Ela, a poetisa da morte, possui um prenome e dois
sobrenomes, não obstante abstém-se deles para lograr uma curiosa nova forma de
designação; que a ela muito agrada, visto que sua identidade real, embora
muito construída historicamente e de fato possua beleza, causa-lhe recordações
funestas. Obviamente, neste específico caso, há muito pode se culpar a sua
sensibilidade, não de forma total, entretanto.
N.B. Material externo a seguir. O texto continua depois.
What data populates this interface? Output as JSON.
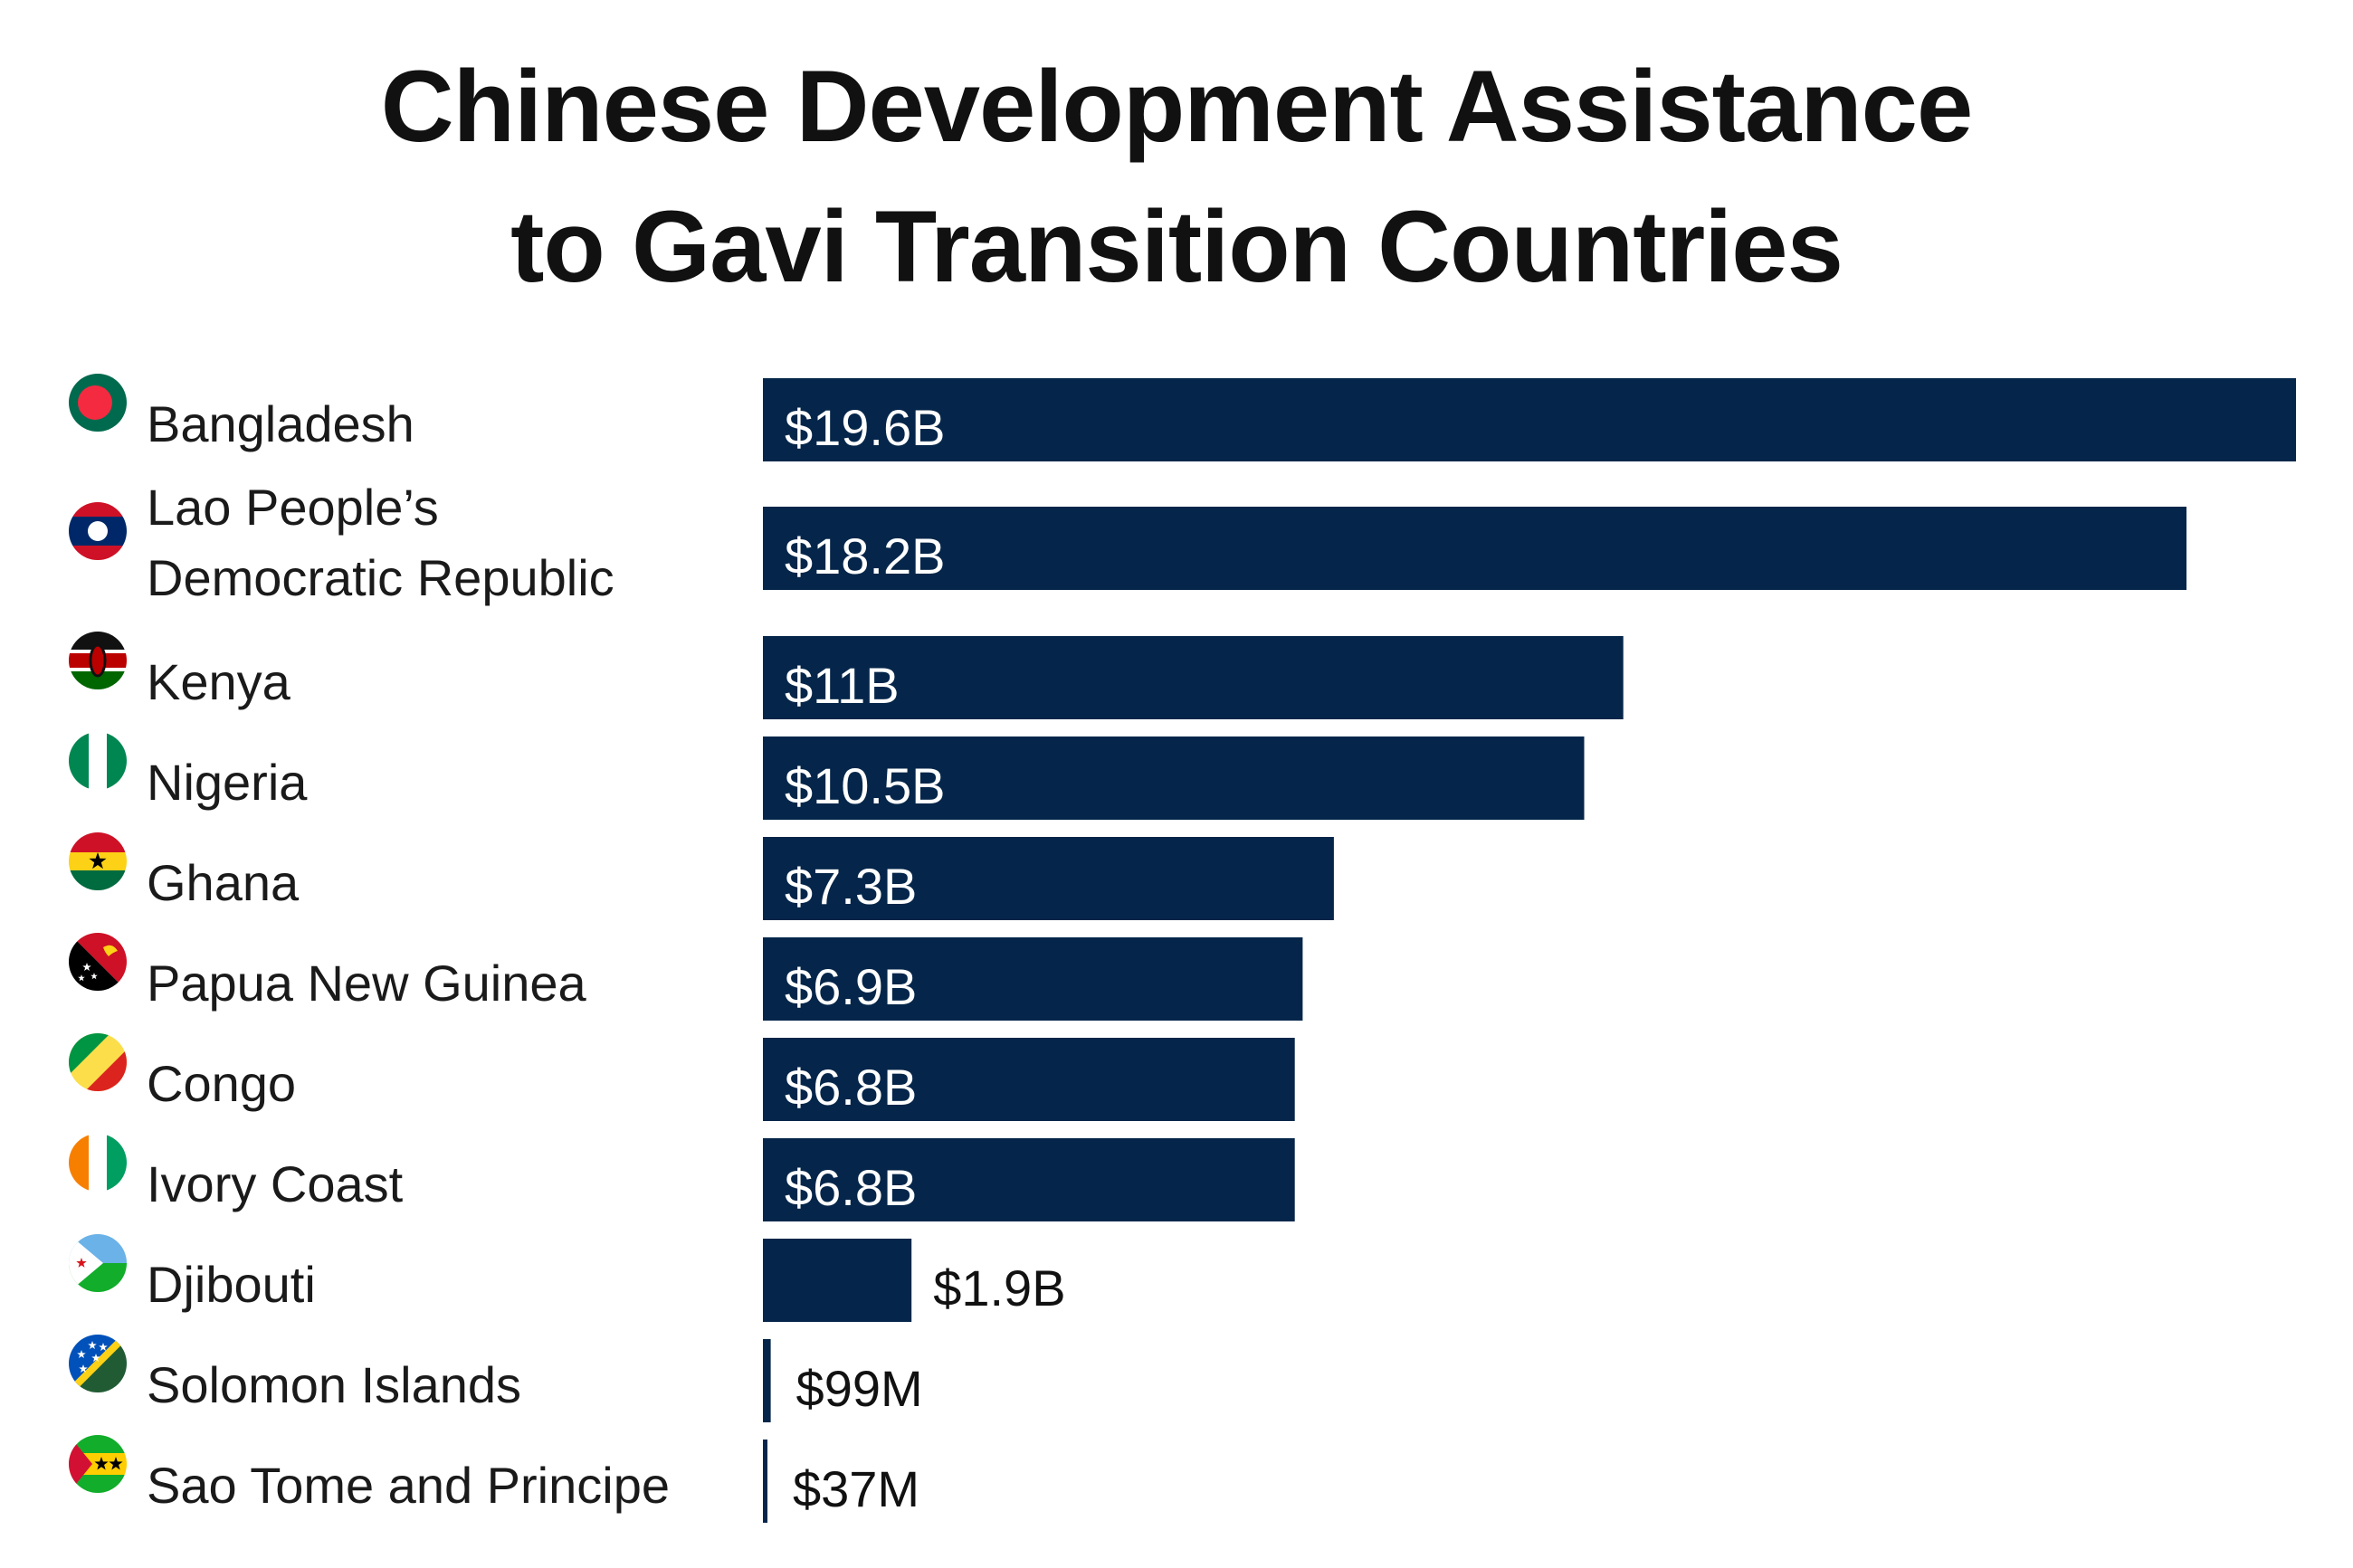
{
  "chart_data": {
    "type": "bar",
    "orientation": "horizontal",
    "title": "Chinese Development Assistance\nto Gavi Transition Countries",
    "xlabel": "",
    "ylabel": "",
    "grid": false,
    "legend": "none",
    "unit": "USD billions",
    "bar_color": "#05264a",
    "categories": [
      "Bangladesh",
      "Lao People’s Democratic Republic",
      "Kenya",
      "Nigeria",
      "Ghana",
      "Papua New Guinea",
      "Congo",
      "Ivory Coast",
      "Djibouti",
      "Solomon Islands",
      "Sao Tome and Principe"
    ],
    "label_lines": [
      [
        "Bangladesh"
      ],
      [
        "Lao People’s",
        "Democratic Republic"
      ],
      [
        "Kenya"
      ],
      [
        "Nigeria"
      ],
      [
        "Ghana"
      ],
      [
        "Papua New Guinea"
      ],
      [
        "Congo"
      ],
      [
        "Ivory Coast"
      ],
      [
        "Djibouti"
      ],
      [
        "Solomon Islands"
      ],
      [
        "Sao Tome and Principe"
      ]
    ],
    "values": [
      19.6,
      18.2,
      11,
      10.5,
      7.3,
      6.9,
      6.8,
      6.8,
      1.9,
      0.099,
      0.037
    ],
    "value_labels": [
      "$19.6B",
      "$18.2B",
      "$11B",
      "$10.5B",
      "$7.3B",
      "$6.9B",
      "$6.8B",
      "$6.8B",
      "$1.9B",
      "$99M",
      "$37M"
    ],
    "flags": [
      "bangladesh-flag-icon",
      "laos-flag-icon",
      "kenya-flag-icon",
      "nigeria-flag-icon",
      "ghana-flag-icon",
      "papua-new-guinea-flag-icon",
      "congo-flag-icon",
      "ivory-coast-flag-icon",
      "djibouti-flag-icon",
      "solomon-islands-flag-icon",
      "sao-tome-and-principe-flag-icon"
    ]
  }
}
Para se ter algo contra um nome,
antes se necessita estruturar uma conexão emocional: apenas elas podem provocar
receios em algo que, em primeiro momento, não deveria atormentar, pois o quão
ameaçadores podem ser se representam apenas uma fração social do seu ser? E
ninguém é definido por nome, afinal. Somos definidos, e depois etiquetados.
Portanto, a sua alta sensibilidade em muito deve ter influenciado em sua
procura — ou arquitetura — por um recém-adquirido chamado. Poetas,
especialmente os mais sensíveis, como a da morte, se incomodam
facilmente com a vida, e vivem flertando, num jogo demasiadamente
revolucionário, com a morte — não em amarração física (já que a eles isto pouco
importa), mas espiritual. Celebram o efêmero num saúdo com a existência, e,
mesmo assim, conseguem ser grato por suas vidas e desejá-las como os mais
veemente otimistas. E nisso, talvez, têm uma dificuldade: quando os sensíveis
se aproximam da Morte, ou tornam-se Ela ou perecem diante dEla, muito mais do
que as pessoas comuns! E hei de deixar claro que não são comuns; não são e não
podem ser classificados de tal maneira, seria injustiça para com os geniais
excluí-los do espectro e colocá-los como seres medíocres. Não se enamora
intensamente a destruição de todas as coisas sem antes possuir uma força
extraordinária. Que vivência, em sã consciência, teria uma relação intimista
com aquilo que se encerra? Por que são imanentes e são dois estágios de uma só
coisa? Sendo assim, poder-se-ia afirmar, numa enorme ressalva, que todo
indivíduo, por compartilhar a tal característica, não seria comum, mas genial.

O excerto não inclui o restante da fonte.